Before the competition began, I decided I wanted to do a ‘prize’ for the lowest-placing game by giving it a review highlighting its good points.
I’m glad I did, because it encouraged me to get Python running to play this game today.
Thoughts
War of the Willows is a very non-standard interactive fiction game. As others have said, it’s written in poetry (non-rhyming, in case anyone hates rhymes). To download it now, you can’t use the link on IFDB; you have to go to IFWiki and download the original comp zip file or download each python file separately and put them in the right folders, which is what I did.
You are battling willow trees that are incarnations of your ancestors, fed on their blood, as described in a made-up scripture. They are angry that you have defiled the world by breaking a covenant.
The game consists of three choices, followed by combat. You choose your motivation, your god, and a symbolic item. Then you have combat with a variety of options, including attacking, advancing, praying, etc.
I had big trouble beating the game. Then I started looking at the code, and I realized the biggest attraction of this game for me:
The guts
This game is FUN to look into. I had to dig deep into the code because my python version uses input() instead of raw_input(), so I had to manually replace each one. This let me see deeper into the code.
Once I started hacking the code, I didn’t go back. I replaced the ‘f—’ you see every time you get hit with ‘ouch’. I started delving deeper…
BIG COMBAT SPOILERS
I discovered that the choice of special item is completely meaningless. The other choices affect your (hidden) stats, with anger and sanctity being two important stats.
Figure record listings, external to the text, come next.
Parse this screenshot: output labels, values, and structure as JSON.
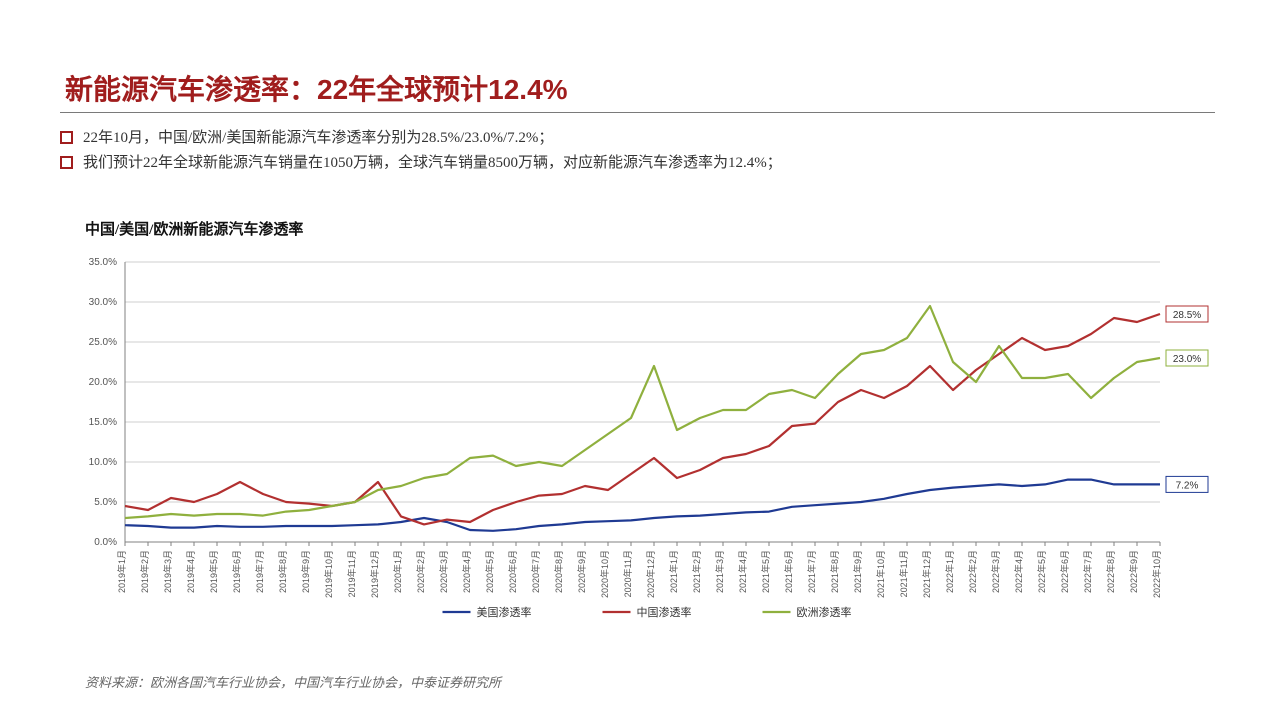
{
  "title": "新能源汽车渗透率：22年全球预计12.4%",
  "bullets": [
    "22年10月，中国/欧洲/美国新能源汽车渗透率分别为28.5%/23.0%/7.2%；",
    "我们预计22年全球新能源汽车销量在1050万辆，全球汽车销量8500万辆，对应新能源汽车渗透率为12.4%；"
  ],
  "chart": {
    "type": "line",
    "title": "中国/美国/欧洲新能源汽车渗透率",
    "ylim": [
      0,
      35
    ],
    "ytick_step": 5,
    "ytick_format": "percent_one_decimal",
    "y_ticks": [
      "0.0%",
      "5.0%",
      "10.0%",
      "15.0%",
      "20.0%",
      "25.0%",
      "30.0%",
      "35.0%"
    ],
    "background_color": "#ffffff",
    "grid_color": "#cfcfcf",
    "axis_color": "#808080",
    "tick_font_size": 10,
    "line_width": 2.2,
    "categories": [
      "2019年1月",
      "2019年2月",
      "2019年3月",
      "2019年4月",
      "2019年5月",
      "2019年6月",
      "2019年7月",
      "2019年8月",
      "2019年9月",
      "2019年10月",
      "2019年11月",
      "2019年12月",
      "2020年1月",
      "2020年2月",
      "2020年3月",
      "2020年4月",
      "2020年5月",
      "2020年6月",
      "2020年7月",
      "2020年8月",
      "2020年9月",
      "2020年10月",
      "2020年11月",
      "2020年12月",
      "2021年1月",
      "2021年2月",
      "2021年3月",
      "2021年4月",
      "2021年5月",
      "2021年6月",
      "2021年7月",
      "2021年8月",
      "2021年9月",
      "2021年10月",
      "2021年11月",
      "2021年12月",
      "2022年1月",
      "2022年2月",
      "2022年3月",
      "2022年4月",
      "2022年5月",
      "2022年6月",
      "2022年7月",
      "2022年8月",
      "2022年9月",
      "2022年10月"
    ],
    "series": [
      {
        "name": "美国渗透率",
        "color": "#1f3a93",
        "end_label": "7.2%",
        "values": [
          2.1,
          2.0,
          1.8,
          1.8,
          2.0,
          1.9,
          1.9,
          2.0,
          2.0,
          2.0,
          2.1,
          2.2,
          2.5,
          3.0,
          2.5,
          1.5,
          1.4,
          1.6,
          2.0,
          2.2,
          2.5,
          2.6,
          2.7,
          3.0,
          3.2,
          3.3,
          3.5,
          3.7,
          3.8,
          4.4,
          4.6,
          4.8,
          5.0,
          5.4,
          6.0,
          6.5,
          6.8,
          7.0,
          7.2,
          7.0,
          7.2,
          7.8,
          7.8,
          7.2,
          7.2,
          7.2
        ]
      },
      {
        "name": "中国渗透率",
        "color": "#b23030",
        "end_label": "28.5%",
        "values": [
          4.5,
          4.0,
          5.5,
          5.0,
          6.0,
          7.5,
          6.0,
          5.0,
          4.8,
          4.5,
          5.0,
          7.5,
          3.2,
          2.2,
          2.8,
          2.5,
          4.0,
          5.0,
          5.8,
          6.0,
          7.0,
          6.5,
          8.5,
          10.5,
          8.0,
          9.0,
          10.5,
          11.0,
          12.0,
          14.5,
          14.8,
          17.5,
          19.0,
          18.0,
          19.5,
          22.0,
          19.0,
          21.5,
          23.5,
          25.5,
          24.0,
          24.5,
          26.0,
          28.0,
          27.5,
          28.5
        ]
      },
      {
        "name": "欧洲渗透率",
        "color": "#8fb03e",
        "end_label": "23.0%",
        "values": [
          3.0,
          3.2,
          3.5,
          3.3,
          3.5,
          3.5,
          3.3,
          3.8,
          4.0,
          4.5,
          5.0,
          6.5,
          7.0,
          8.0,
          8.5,
          10.5,
          10.8,
          9.5,
          10.0,
          9.5,
          11.5,
          13.5,
          15.5,
          22.0,
          14.0,
          15.5,
          16.5,
          16.5,
          18.5,
          19.0,
          18.0,
          21.0,
          23.5,
          24.0,
          25.5,
          29.5,
          22.5,
          20.0,
          24.5,
          20.5,
          20.5,
          21.0,
          18.0,
          20.5,
          22.5,
          23.0
        ]
      }
    ],
    "legend": {
      "position": "bottom",
      "marker_style": "line",
      "font_size": 11,
      "items": [
        "美国渗透率",
        "中国渗透率",
        "欧洲渗透率"
      ]
    }
  },
  "source": "资料来源：欧洲各国汽车行业协会，中国汽车行业协会，中泰证券研究所"
}
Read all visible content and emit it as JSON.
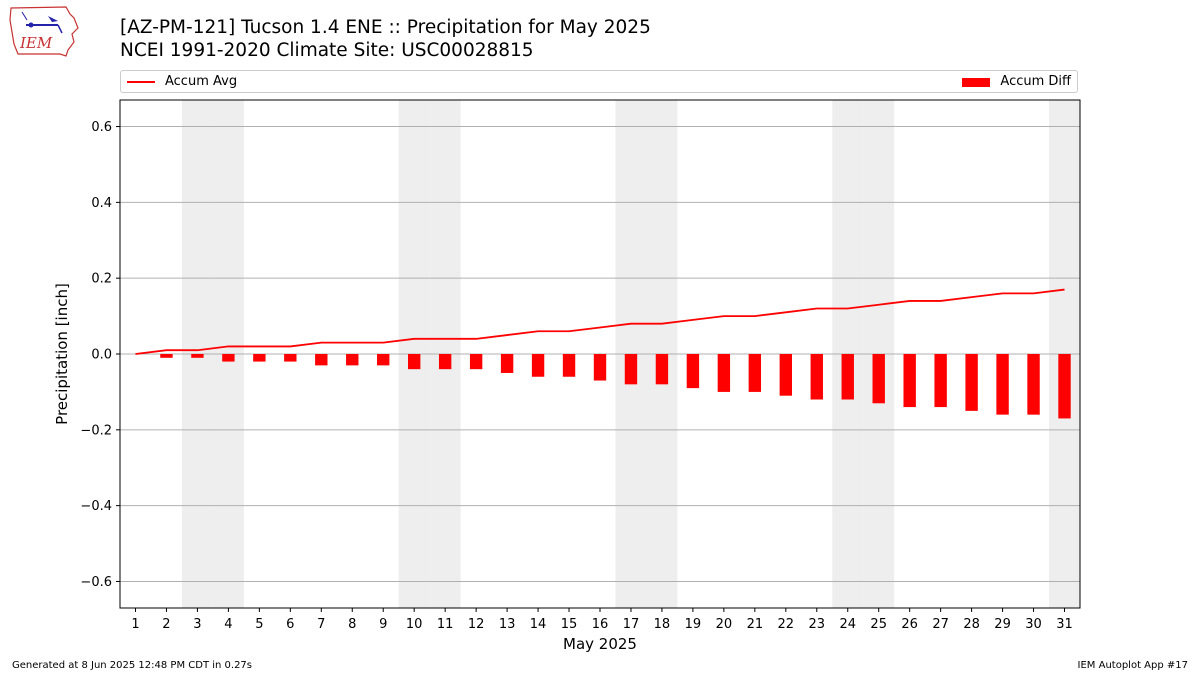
{
  "header": {
    "title": "[AZ-PM-121] Tucson 1.4 ENE :: Precipitation for May 2025",
    "subtitle": "NCEI 1991-2020 Climate Site: USC00028815"
  },
  "logo": {
    "text": "IEM",
    "icon": "iem-iowa-logo"
  },
  "legend": {
    "line_label": "Accum Avg",
    "bar_label": "Accum Diff",
    "placement": "top (above plot)"
  },
  "footer": {
    "generated": "Generated at 8 Jun 2025 12:48 PM CDT in 0.27s",
    "app": "IEM Autoplot App #17"
  },
  "colors": {
    "series": "#ff0000",
    "weekend_shade": "#eeeeee",
    "grid": "#b0b0b0"
  },
  "chart_data": {
    "type": "bar",
    "xlabel": "May 2025",
    "ylabel": "Precipitation [inch]",
    "ylim": [
      -0.67,
      0.67
    ],
    "yticks": [
      -0.6,
      -0.4,
      -0.2,
      0.0,
      0.2,
      0.4,
      0.6
    ],
    "ytick_labels": [
      "−0.6",
      "−0.4",
      "−0.2",
      "0.0",
      "0.2",
      "0.4",
      "0.6"
    ],
    "xlim": [
      0.5,
      31.5
    ],
    "categories": [
      1,
      2,
      3,
      4,
      5,
      6,
      7,
      8,
      9,
      10,
      11,
      12,
      13,
      14,
      15,
      16,
      17,
      18,
      19,
      20,
      21,
      22,
      23,
      24,
      25,
      26,
      27,
      28,
      29,
      30,
      31
    ],
    "grid": "horizontal",
    "shaded_days": [
      3,
      4,
      10,
      11,
      17,
      18,
      24,
      25,
      31
    ],
    "series": [
      {
        "name": "Accum Avg",
        "type": "line",
        "values": [
          0.0,
          0.01,
          0.01,
          0.02,
          0.02,
          0.02,
          0.03,
          0.03,
          0.03,
          0.04,
          0.04,
          0.04,
          0.05,
          0.06,
          0.06,
          0.07,
          0.08,
          0.08,
          0.09,
          0.1,
          0.1,
          0.11,
          0.12,
          0.12,
          0.13,
          0.14,
          0.14,
          0.15,
          0.16,
          0.16,
          0.17
        ]
      },
      {
        "name": "Accum Diff",
        "type": "bar",
        "values": [
          0.0,
          -0.01,
          -0.01,
          -0.02,
          -0.02,
          -0.02,
          -0.03,
          -0.03,
          -0.03,
          -0.04,
          -0.04,
          -0.04,
          -0.05,
          -0.06,
          -0.06,
          -0.07,
          -0.08,
          -0.08,
          -0.09,
          -0.1,
          -0.1,
          -0.11,
          -0.12,
          -0.12,
          -0.13,
          -0.14,
          -0.14,
          -0.15,
          -0.16,
          -0.16,
          -0.17
        ]
      }
    ]
  }
}
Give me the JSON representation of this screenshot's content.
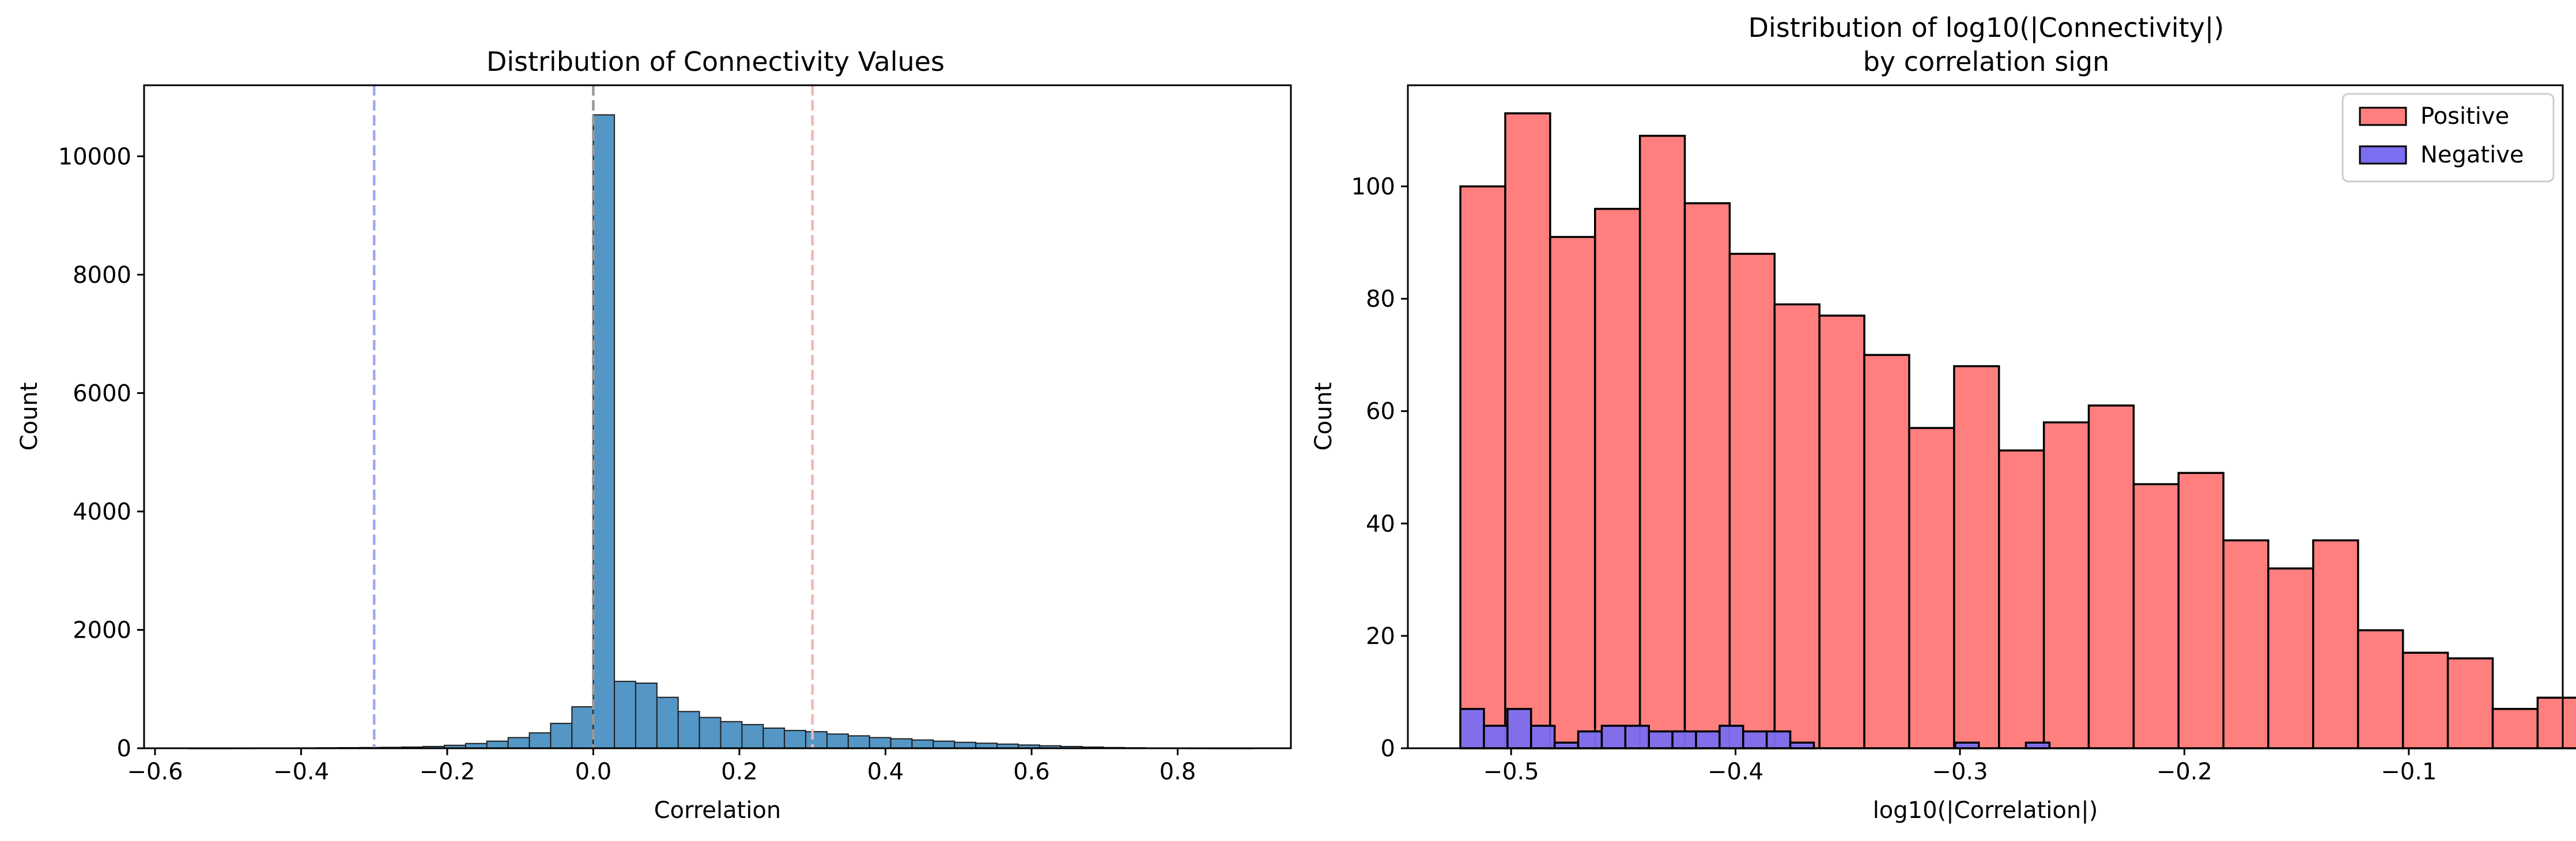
{
  "chart_data": [
    {
      "type": "bar",
      "title": "Distribution of Connectivity Values",
      "xlabel": "Correlation",
      "ylabel": "Count",
      "xlim": [
        -0.615,
        0.955
      ],
      "ylim": [
        0,
        11200
      ],
      "xticks": [
        -0.6,
        -0.4,
        -0.2,
        0.0,
        0.2,
        0.4,
        0.6,
        0.8
      ],
      "xtick_labels": [
        "−0.6",
        "−0.4",
        "−0.2",
        "0.0",
        "0.2",
        "0.4",
        "0.6",
        "0.8"
      ],
      "yticks": [
        0,
        2000,
        4000,
        6000,
        8000,
        10000
      ],
      "ytick_labels": [
        "0",
        "2000",
        "4000",
        "6000",
        "8000",
        "10000"
      ],
      "grid": false,
      "bin_width": 0.0291,
      "bins": [
        {
          "x0": -0.5822,
          "count": 0
        },
        {
          "x0": -0.5531,
          "count": 1
        },
        {
          "x0": -0.524,
          "count": 1
        },
        {
          "x0": -0.4949,
          "count": 2
        },
        {
          "x0": -0.4658,
          "count": 3
        },
        {
          "x0": -0.4367,
          "count": 4
        },
        {
          "x0": -0.4076,
          "count": 6
        },
        {
          "x0": -0.3785,
          "count": 8
        },
        {
          "x0": -0.3494,
          "count": 10
        },
        {
          "x0": -0.3203,
          "count": 12
        },
        {
          "x0": -0.2912,
          "count": 15
        },
        {
          "x0": -0.2621,
          "count": 20
        },
        {
          "x0": -0.233,
          "count": 30
        },
        {
          "x0": -0.2039,
          "count": 50
        },
        {
          "x0": -0.1748,
          "count": 80
        },
        {
          "x0": -0.1457,
          "count": 120
        },
        {
          "x0": -0.1166,
          "count": 180
        },
        {
          "x0": -0.0875,
          "count": 260
        },
        {
          "x0": -0.0584,
          "count": 420
        },
        {
          "x0": -0.0293,
          "count": 700
        },
        {
          "x0": -0.0002,
          "count": 10700
        },
        {
          "x0": 0.0289,
          "count": 1130
        },
        {
          "x0": 0.058,
          "count": 1100
        },
        {
          "x0": 0.0871,
          "count": 860
        },
        {
          "x0": 0.1162,
          "count": 620
        },
        {
          "x0": 0.1453,
          "count": 520
        },
        {
          "x0": 0.1744,
          "count": 450
        },
        {
          "x0": 0.2035,
          "count": 400
        },
        {
          "x0": 0.2326,
          "count": 340
        },
        {
          "x0": 0.2617,
          "count": 300
        },
        {
          "x0": 0.2908,
          "count": 280
        },
        {
          "x0": 0.3199,
          "count": 240
        },
        {
          "x0": 0.349,
          "count": 210
        },
        {
          "x0": 0.3781,
          "count": 180
        },
        {
          "x0": 0.4072,
          "count": 160
        },
        {
          "x0": 0.4363,
          "count": 140
        },
        {
          "x0": 0.4654,
          "count": 120
        },
        {
          "x0": 0.4945,
          "count": 100
        },
        {
          "x0": 0.5236,
          "count": 85
        },
        {
          "x0": 0.5527,
          "count": 70
        },
        {
          "x0": 0.5818,
          "count": 55
        },
        {
          "x0": 0.6109,
          "count": 42
        },
        {
          "x0": 0.64,
          "count": 30
        },
        {
          "x0": 0.6691,
          "count": 20
        },
        {
          "x0": 0.6982,
          "count": 12
        },
        {
          "x0": 0.7273,
          "count": 8
        },
        {
          "x0": 0.7564,
          "count": 5
        },
        {
          "x0": 0.7855,
          "count": 3
        },
        {
          "x0": 0.8146,
          "count": 2
        },
        {
          "x0": 0.8437,
          "count": 1
        },
        {
          "x0": 0.8728,
          "count": 1
        }
      ],
      "bar_color": "#5496c5",
      "edge_color": "#1f1f1f",
      "reference_lines": [
        {
          "x": -0.3,
          "color": "#a0a8f5",
          "style": "dashed"
        },
        {
          "x": 0.0,
          "color": "#999999",
          "style": "dashed"
        },
        {
          "x": 0.3,
          "color": "#f5b4b4",
          "style": "dashed"
        }
      ]
    },
    {
      "type": "bar",
      "title": "Distribution of log10(|Connectivity|)",
      "subtitle": "by correlation sign",
      "xlabel": "log10(|Correlation|)",
      "ylabel": "Count",
      "xlim": [
        -0.546,
        -0.0314
      ],
      "ylim": [
        0,
        118
      ],
      "xticks": [
        -0.5,
        -0.4,
        -0.3,
        -0.2,
        -0.1
      ],
      "xtick_labels": [
        "−0.5",
        "−0.4",
        "−0.3",
        "−0.2",
        "−0.1"
      ],
      "yticks": [
        0,
        20,
        40,
        60,
        80,
        100
      ],
      "ytick_labels": [
        "0",
        "20",
        "40",
        "60",
        "80",
        "100"
      ],
      "grid": false,
      "legend_position": "upper right",
      "bin_width": 0.02,
      "series": [
        {
          "name": "Positive",
          "color": "#ff7f7f",
          "edge_color": "#000000",
          "bins": [
            {
              "x0": -0.5226,
              "count": 100
            },
            {
              "x0": -0.5026,
              "count": 113
            },
            {
              "x0": -0.4826,
              "count": 91
            },
            {
              "x0": -0.4626,
              "count": 96
            },
            {
              "x0": -0.4426,
              "count": 109
            },
            {
              "x0": -0.4226,
              "count": 97
            },
            {
              "x0": -0.4026,
              "count": 88
            },
            {
              "x0": -0.3826,
              "count": 79
            },
            {
              "x0": -0.3626,
              "count": 77
            },
            {
              "x0": -0.3426,
              "count": 70
            },
            {
              "x0": -0.3226,
              "count": 57
            },
            {
              "x0": -0.3026,
              "count": 68
            },
            {
              "x0": -0.2826,
              "count": 53
            },
            {
              "x0": -0.2626,
              "count": 58
            },
            {
              "x0": -0.2426,
              "count": 61
            },
            {
              "x0": -0.2226,
              "count": 47
            },
            {
              "x0": -0.2026,
              "count": 49
            },
            {
              "x0": -0.1826,
              "count": 37
            },
            {
              "x0": -0.1626,
              "count": 32
            },
            {
              "x0": -0.1426,
              "count": 37
            },
            {
              "x0": -0.1226,
              "count": 21
            },
            {
              "x0": -0.1026,
              "count": 17
            },
            {
              "x0": -0.0826,
              "count": 16
            },
            {
              "x0": -0.0626,
              "count": 7
            },
            {
              "x0": -0.0426,
              "count": 9
            }
          ]
        },
        {
          "name": "Negative",
          "color": "#7b6ef0",
          "edge_color": "#000000",
          "bins": [
            {
              "x0": -0.5226,
              "count": 7
            },
            {
              "x0": -0.5121,
              "count": 4
            },
            {
              "x0": -0.5016,
              "count": 7
            },
            {
              "x0": -0.4911,
              "count": 4
            },
            {
              "x0": -0.4806,
              "count": 1
            },
            {
              "x0": -0.4701,
              "count": 3
            },
            {
              "x0": -0.4596,
              "count": 4
            },
            {
              "x0": -0.4491,
              "count": 4
            },
            {
              "x0": -0.4386,
              "count": 3
            },
            {
              "x0": -0.4281,
              "count": 3
            },
            {
              "x0": -0.4176,
              "count": 3
            },
            {
              "x0": -0.4071,
              "count": 4
            },
            {
              "x0": -0.3966,
              "count": 3
            },
            {
              "x0": -0.3861,
              "count": 3
            },
            {
              "x0": -0.3756,
              "count": 1
            },
            {
              "x0": -0.3651,
              "count": 0
            },
            {
              "x0": -0.3546,
              "count": 0
            },
            {
              "x0": -0.3441,
              "count": 0
            },
            {
              "x0": -0.3336,
              "count": 0
            },
            {
              "x0": -0.3231,
              "count": 0
            },
            {
              "x0": -0.3126,
              "count": 0
            },
            {
              "x0": -0.3021,
              "count": 1
            },
            {
              "x0": -0.2916,
              "count": 0
            },
            {
              "x0": -0.2811,
              "count": 0
            },
            {
              "x0": -0.2706,
              "count": 1
            },
            {
              "x0": -0.2601,
              "count": 0
            }
          ]
        }
      ]
    }
  ]
}
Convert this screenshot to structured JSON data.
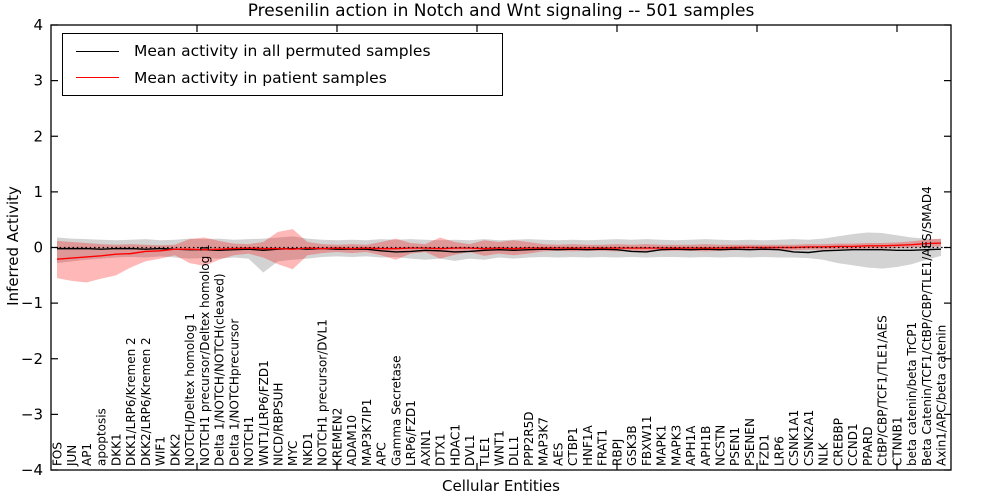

I also discovered that there are two ‘winning’ endings. The first is the one that most reviewers found, where you kill the tree and the others retaliate by destroying you.
The second is best obtained by choosing forgiveness as your motive and your family’s geneus as your god, and never attacking. By praying enough, you eventually raise your sanctity high enough that the trees forgive you and the people see you as a prophet.
I couldn’t raise it fast enough; the game increments sanctity by .03 every time you pray. So I hacked it to increment it by .30 every time you pray. I still had to pray 3 times before I won, so I think in the real game you have to pray ~30 times before you get the great ending.
Last thoughts
Sorry this post is so rambling. I feel that the author received low scores mainly because this was such a new way of presenting a text adventure. The combat system does need tuning, but that alone shouldn’t make that big of a difference in score.
In the end, this game wasn’t so different from Midnight, Swordfight in concept. You are in a duel, you get to change around the setup of the duel before it begins, you are given a strict play script with what commands you can use, and then you have the duel itself. If the duel in Willows had been play tested by enough people to tweak the combat variables, then this would have been a truly excellent game.
Fortunately, the code is 100% modifiable. So I encourage python-savvy people (not me; I had to look up a lot of this stuff) to play around with the game. The author even encourages this, having a .txt file outlining some tip for modders.
Overall, I would have given this game 7.5/10. I especially recommend you check it out if you are interested in novel ways of running a text adventure.